正则表达式清理网址

I am looking for a way to get a valid url out of a string like:

$string = 'http://somesite.com/directory//sites/9/my_forms/3-895a3e/somefilename.jpg|:||:||:||:|19845';

My original solution was:

preg_match('#^[^:|]*#', str_replace('//', '/', $string), $modifiedPath);

But obviously its going to remove a slash from the http:// instead of the one in the middle of the string.

My expected output that I want from the original is:

http://somesite.com/directory/sites/9/my_forms/3-895a3e/somefilename.jpg

I could always break off the http part of the string first but would like a more elegant solution in the form of regex if possible. Thanks.

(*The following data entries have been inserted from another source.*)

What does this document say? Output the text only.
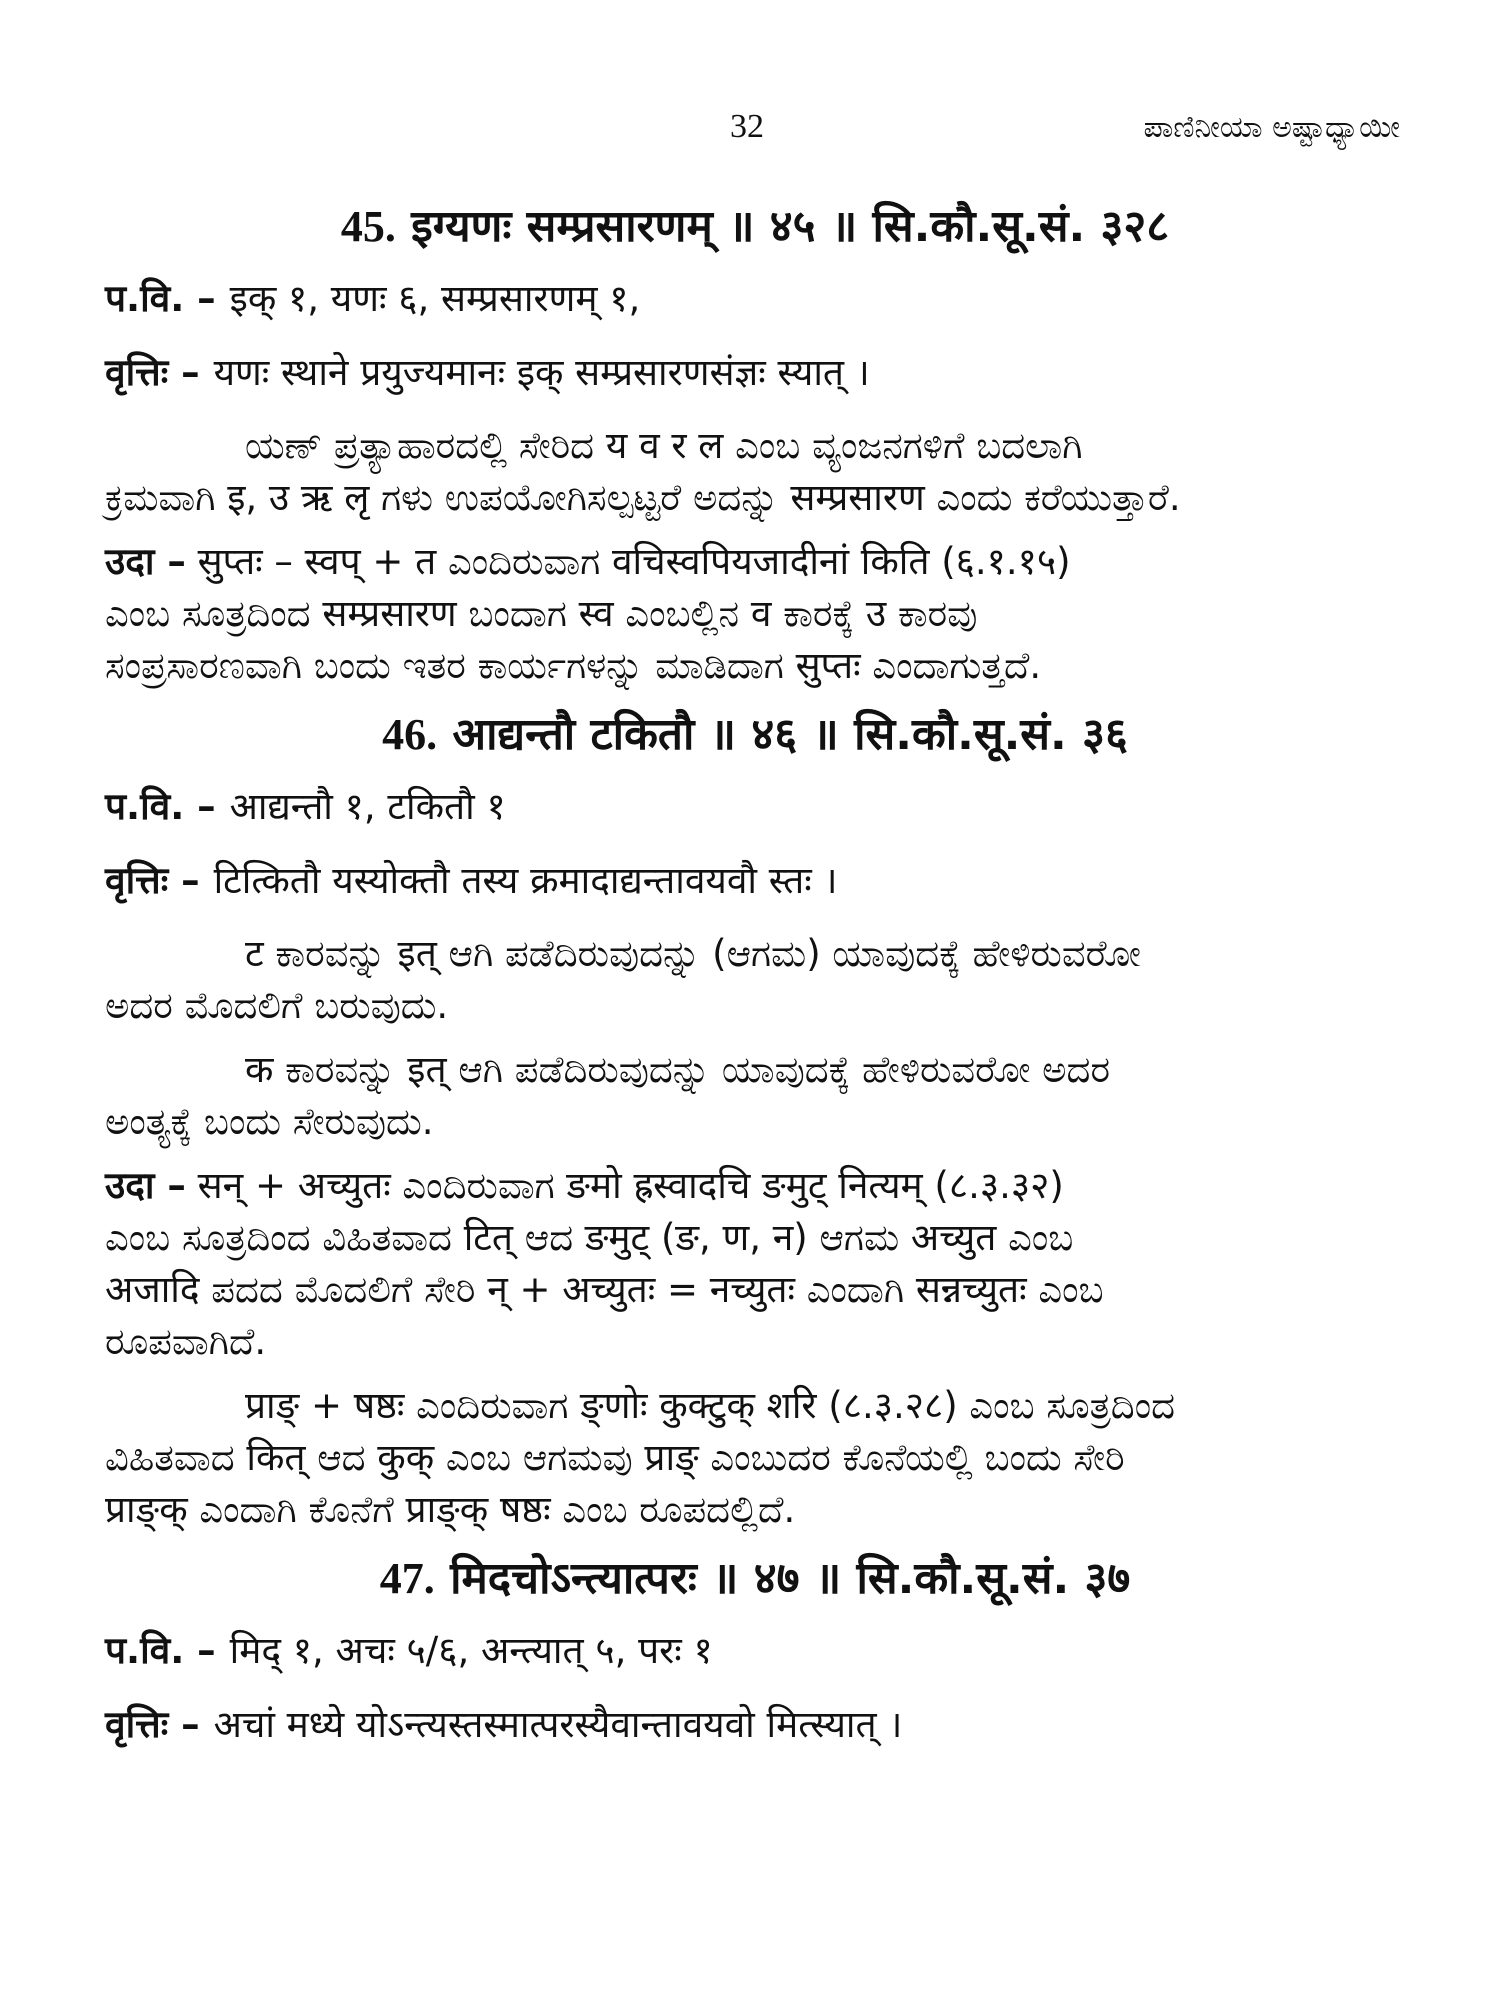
32	ಪಾಣಿನೀಯಾ ಅಷ್ಟಾಧ್ಯಾಯೀ
45. इग्यणः सम्प्रसारणम् ॥ ४५ ॥ सि.कौ.सू.सं. ३२८
प.वि. – इक् १, यणः ६, सम्प्रसारणम् १,
वृत्तिः – यणः स्थाने प्रयुज्यमानः इक् सम्प्रसारणसंज्ञः स्यात् ।
ಯಣ್ ಪ್ರತ್ಯಾಹಾರದಲ್ಲಿ ಸೇರಿದ य व र ल ಎಂಬ ವ್ಯಂಜನಗಳಿಗೆ ಬದಲಾಗಿ
ಕ್ರಮವಾಗಿ इ, उ ऋ लृ ಗಳು ಉಪಯೋಗಿಸಲ್ಪಟ್ಟರೆ ಅದನ್ನು सम्प्रसारण ಎಂದು ಕರೆಯುತ್ತಾರೆ.
उदा – सुप्तः – स्वप् + त ಎಂದಿರುವಾಗ वचिस्वपियजादीनां किति (६.१.१५)
ಎಂಬ ಸೂತ್ರದಿಂದ सम्प्रसारण ಬಂದಾಗ स्व ಎಂಬಲ್ಲಿನ व ಕಾರಕ್ಕೆ उ ಕಾರವು
ಸಂಪ್ರಸಾರಣವಾಗಿ ಬಂದು ಇತರ ಕಾರ್ಯಗಳನ್ನು ಮಾಡಿದಾಗ सुप्तः ಎಂದಾಗುತ್ತದೆ.
46. आद्यन्तौ टकितौ ॥ ४६ ॥ सि.कौ.सू.सं. ३६
प.वि. – आद्यन्तौ १, टकितौ १
वृत्तिः – टित्कितौ यस्योक्तौ तस्य क्रमादाद्यन्तावयवौ स्तः ।
ट ಕಾರವನ್ನು इत् ಆಗಿ ಪಡೆದಿರುವುದನ್ನು (ಆಗಮ) ಯಾವುದಕ್ಕೆ ಹೇಳಿರುವರೋ
ಅದರ ಮೊದಲಿಗೆ ಬರುವುದು.
क ಕಾರವನ್ನು इत् ಆಗಿ ಪಡೆದಿರುವುದನ್ನು ಯಾವುದಕ್ಕೆ ಹೇಳಿರುವರೋ ಅದರ
ಅಂತ್ಯಕ್ಕೆ ಬಂದು ಸೇರುವುದು.
उदा – सन् + अच्युतः ಎಂದಿರುವಾಗ ङमो ह्रस्वादचि ङमुट् नित्यम् (८.३.३२)
ಎಂಬ ಸೂತ್ರದಿಂದ ವಿಹಿತವಾದ टित् ಆದ ङमुट् (ङ, ण, न) ಆಗಮ अच्युत ಎಂಬ
अजादि ಪದದ ಮೊದಲಿಗೆ ಸೇರಿ न् + अच्युतः = नच्युतः ಎಂದಾಗಿ सन्नच्युतः ಎಂಬ
ರೂಪವಾಗಿದೆ.
प्राङ् + षष्ठः ಎಂದಿರುವಾಗ ङ्णोः कुक्टुक् शरि (८.३.२८) ಎಂಬ ಸೂತ್ರದಿಂದ
ವಿಹಿತವಾದ कित् ಆದ कुक् ಎಂಬ ಆಗಮವು प्राङ् ಎಂಬುದರ ಕೊನೆಯಲ್ಲಿ ಬಂದು ಸೇರಿ
प्राङ्क् ಎಂದಾಗಿ ಕೊನೆಗೆ प्राङ्क् षष्ठः ಎಂಬ ರೂಪದಲ್ಲಿದೆ.
47. मिदचोऽन्त्यात्परः ॥ ४७ ॥ सि.कौ.सू.सं. ३७
प.वि. – मिद् १, अचः ५/६, अन्त्यात् ५, परः १
वृत्तिः – अचां मध्ये योऽन्त्यस्तस्मात्परस्यैवान्तावयवो मित्स्यात् ।
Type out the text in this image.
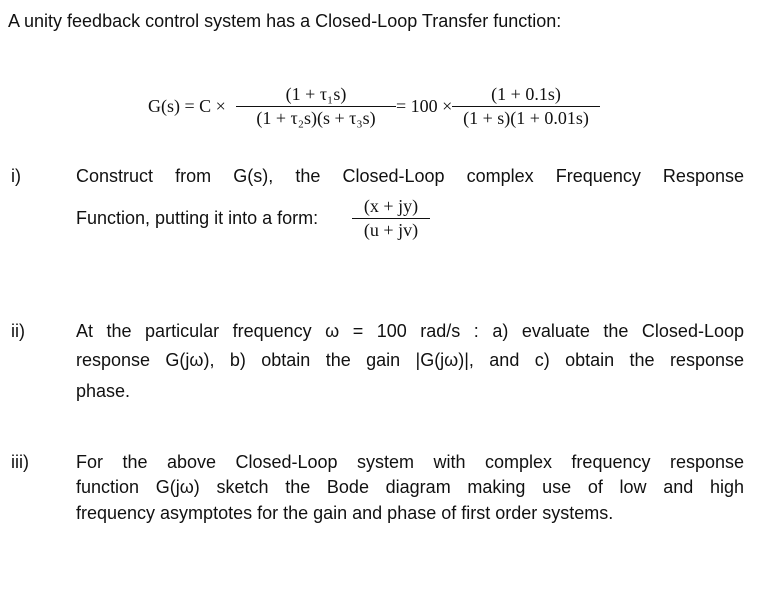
A unity feedback control system has a Closed-Loop Transfer function:
G(s) = C ×
(1 + τ₁s)
(1 + τ₂s)(s + τ₃s)
= 100 ×
(1 + 0.1s)
(1 + s)(1 + 0.01s)
i)	Construct from G(s), the Closed-Loop complex Frequency Response
Function, putting it into a form:
(x + jy)
(u + jv)
ii)	At the particular frequency ω = 100 rad/s : a) evaluate the Closed-Loop
response G(jω), b) obtain the gain |G(jω)|, and c) obtain the response
phase.
iii)	For the above Closed-Loop system with complex frequency response
function G(jω) sketch the Bode diagram making use of low and high
frequency asymptotes for the gain and phase of first order systems.
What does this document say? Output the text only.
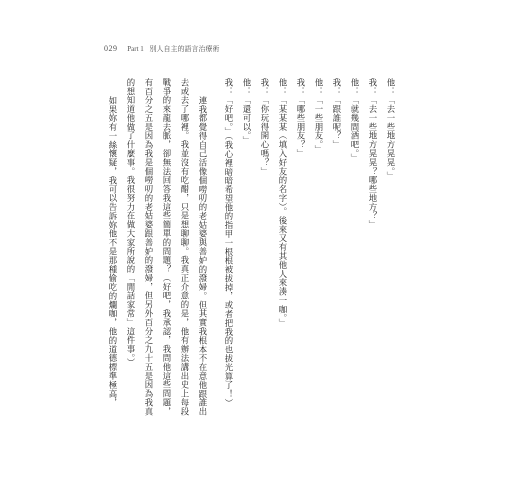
029 Part 1 別人自主的語言治療術

他：「去一些地方晃晃。」

我：「去一些地方晃晃？哪些地方？」

他：「就幾間酒吧。」

我：「跟誰呢？」

他：「一些朋友。」

我：「哪些朋友？」

他：「某某某（填入好友的名字）。後來又有其他人來湊一咖。」

我：「你玩得開心嗎？」

他：「還可以。」

我：「好吧。」（我心裡暗暗希望他的指甲一根根被拔掉，或者把我的也拔光算了！）

連我都覺得自己活像個嘮叨的老姑婆與善妒的潑婦。但其實我根本不在意他跟誰出

去或去了哪裡。我並沒有吃醋，只是想聊聊。我真正介意的是，他有辦法講出史上每段

戰爭的來龍去脈，卻無法回答我這些簡單的問題？（好吧，我承認，我問他這些問題，

有百分之五是因為我是個嘮叨的老姑婆跟善妒的潑婦，但另外百分之九十五是因為我真

的想知道他做了什麼事。我很努力在做大家所說的「閒話家常」這件事。）

如果妳有一絲懷疑，我可以告訴妳他不是那種偷吃的爛咖，他的道德標準極高，
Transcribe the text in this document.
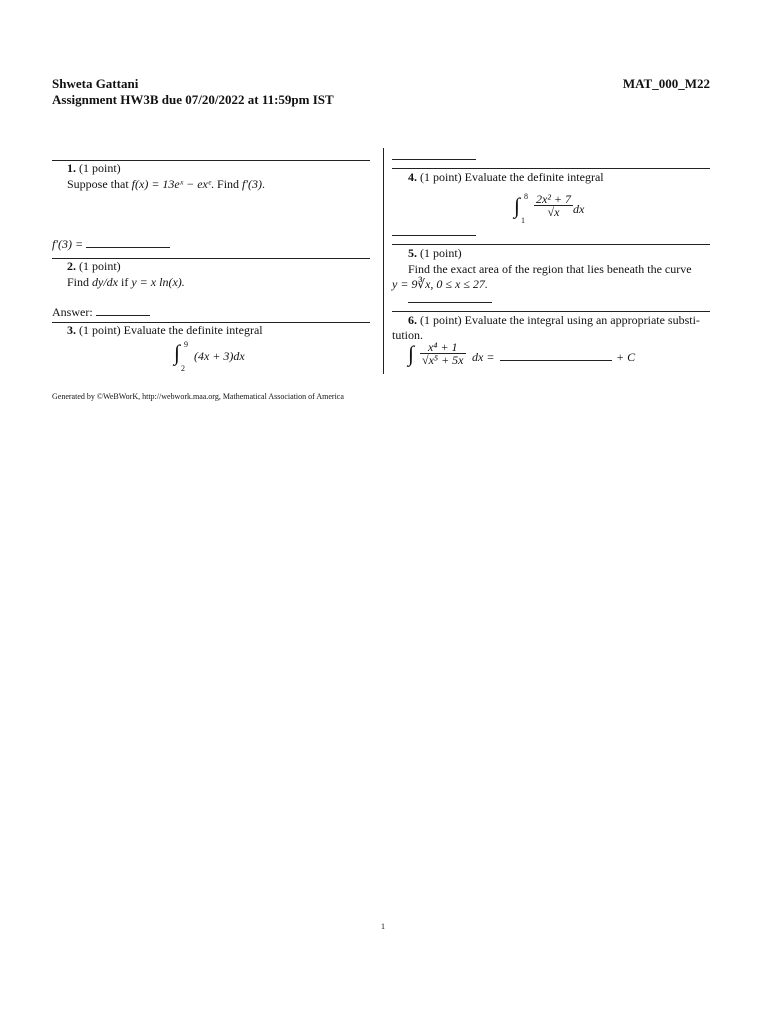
Shweta Gattani	MAT_000_M22
Assignment HW3B due 07/20/2022 at 11:59pm IST
1. (1 point)
Suppose that f(x) = 13eˣ − exᵉ. Find f′(3).
f′(3) =
2. (1 point)
Find dy/dx if y = x ln(x).
Answer:
3. (1 point) Evaluate the definite integral
∫ 9
2
(4x + 3)dx
4. (1 point) Evaluate the definite integral
∫ 8
1
$\frac{\text{2x² + 7}}{√x}$ dx
5. (1 point)
Find the exact area of the region that lies beneath the curve
y = 9∛x, 0 ≤ x ≤ 27.
6. (1 point) Evaluate the integral using an appropriate substi-
tution.
∫ $\frac{\text{x⁴ + 1}}{\text{√x⁵ + 5x}}$ dx =	+ C
Generated by ©WeBWorK, http://webwork.maa.org, Mathematical Association of America
1
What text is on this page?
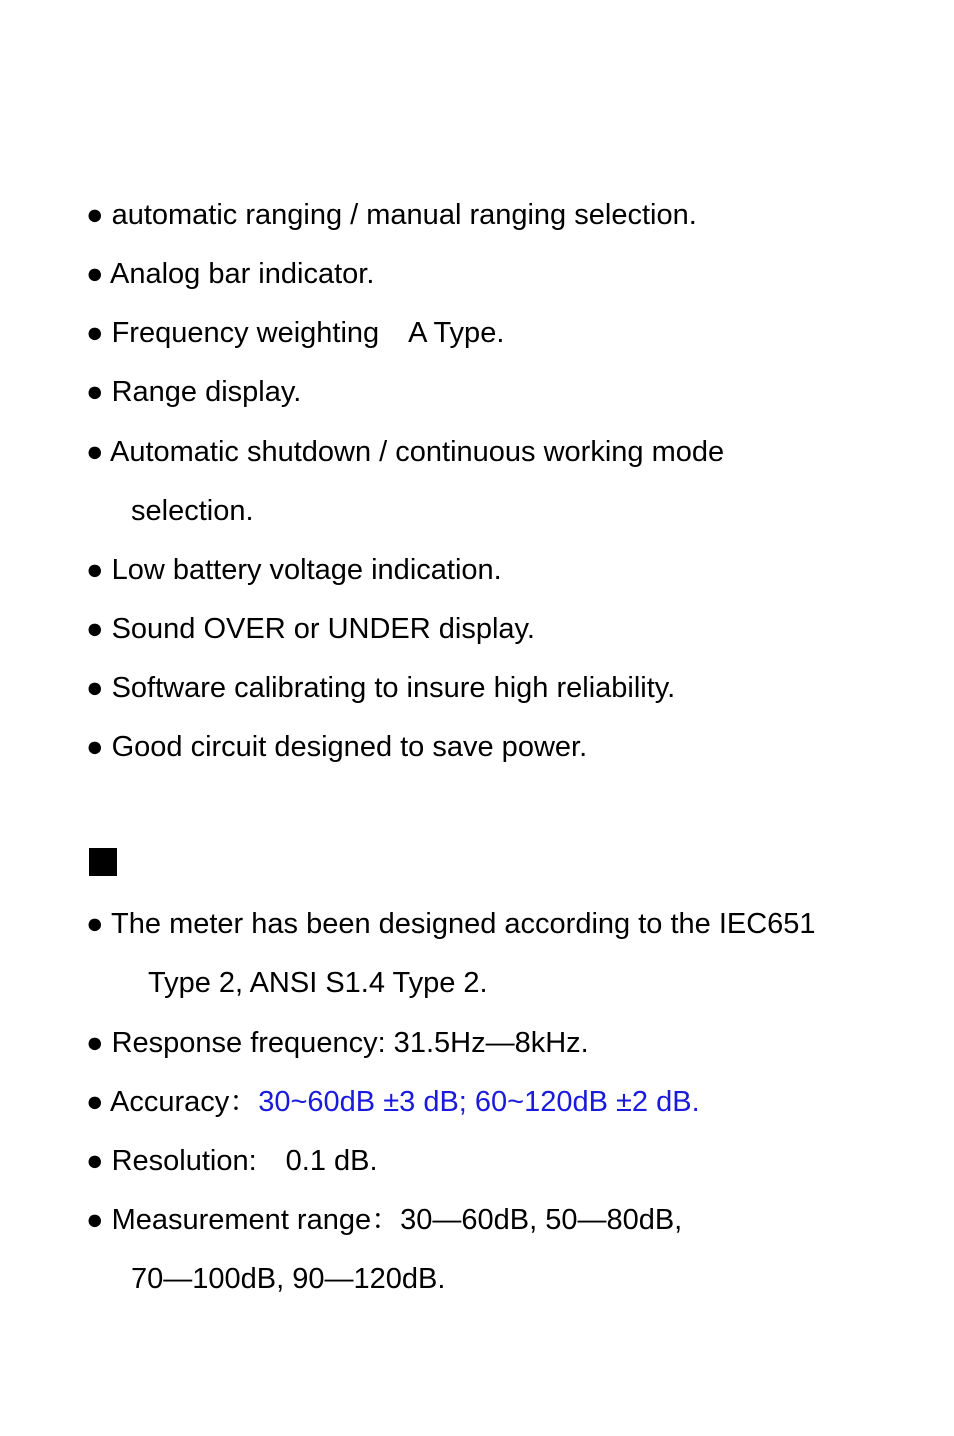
● automatic ranging / manual ranging selection.
● Analog bar indicator.
● Frequency weighting　A Type.
● Range display.
● Automatic shutdown / continuous working mode
selection.
● Low battery voltage indication.
● Sound OVER or UNDER display.
● Software calibrating to insure high reliability.
● Good circuit designed to save power.
● The meter has been designed according to the IEC651
Type 2, ANSI S1.4 Type 2.
● Response frequency: 31.5Hz—8kHz.
● Accuracy：30~60dB ±3 dB; 60~120dB ±2 dB.
● Resolution:　0.1 dB.
● Measurement range：30—60dB, 50—80dB,
70—100dB, 90—120dB.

This will do exactly what you are asking:

 <?php

$string = 'http://somesite.com/directory//sites/9/my_forms/3-895a3e/somefilename.jpg|:||:||:||:|19845';

preg_match('/^([^|]+)/', $string, $m); // get everything up to and NOT including the first pipe (|)
$string = $m[1];

$string = preg_replace('/(?<!:)\/\//', '/' ,$string); // replace all occurrences of // as long as they are not preceded by :

echo $string; // outputs: http://somesite.com/directory/sites/9/my_forms/3-895a3e/somefilename.jpg

exit;

 ?>

EDIT:

(?<!X) in regular expressions is the syntax for what is called a lookbehind. The X is replaced with the character(s) we are testing for.

The following expression would match every instance of double slashes (/):

\/\/

But we need to make sure that the match we are looking for is NOT preceded by the : character so we need to 'lookbehind' our match to see if the : character is there. If it is then we don't want it to be counted as a match:

(?<!:)\/\/

The ! is what says NOT to match in our lookbehind. If we changed it to (?=:)\/\/ then it would only match the double slashes that did have the : preceding them.

Here is a Quick tutorial that can explain it all better than I can lookahead and lookbehind tutorial

Assuming all your strings are in the form given, you don't need any but the simplest of regexes to do this; if you want an elegant solution, then a regex is definitely not what you need. Also, double slashes are legal in a URL, just like in a Unix path, and mean the same thing a single slash does, so you don't really need to get rid of them at all.

Why not just

$url = array_shift(preg_split('/\|/', $string));

If you really, really care about getting rid of the double slashes in the URL, then you can follow this with

$url = preg_replace('/([^:])\/\//', '$1/', $url);

or even combine them into

$url = preg_replace('/([^:])\/\//', '$1/', array_shift(preg_split('/\|/', $string)));

although that last form gets a little bit hairy.

Since this is a quite strictly defined situation, I'd consider just one preg to be the most elegant solution.

From the top of my head:

$sanitizedURL = preg_replace('~((?<!:)/(?=/)|\\|.+)~', '', $rawURL);

Basically, what this does is look for any forward slash that IS NOT preceded by a colon (:), and IS followed bij another forward slash. It also searches for any pipe character and any character following it.

Anything found is removed from the result.

I can explain the RegEx in more detail if you like.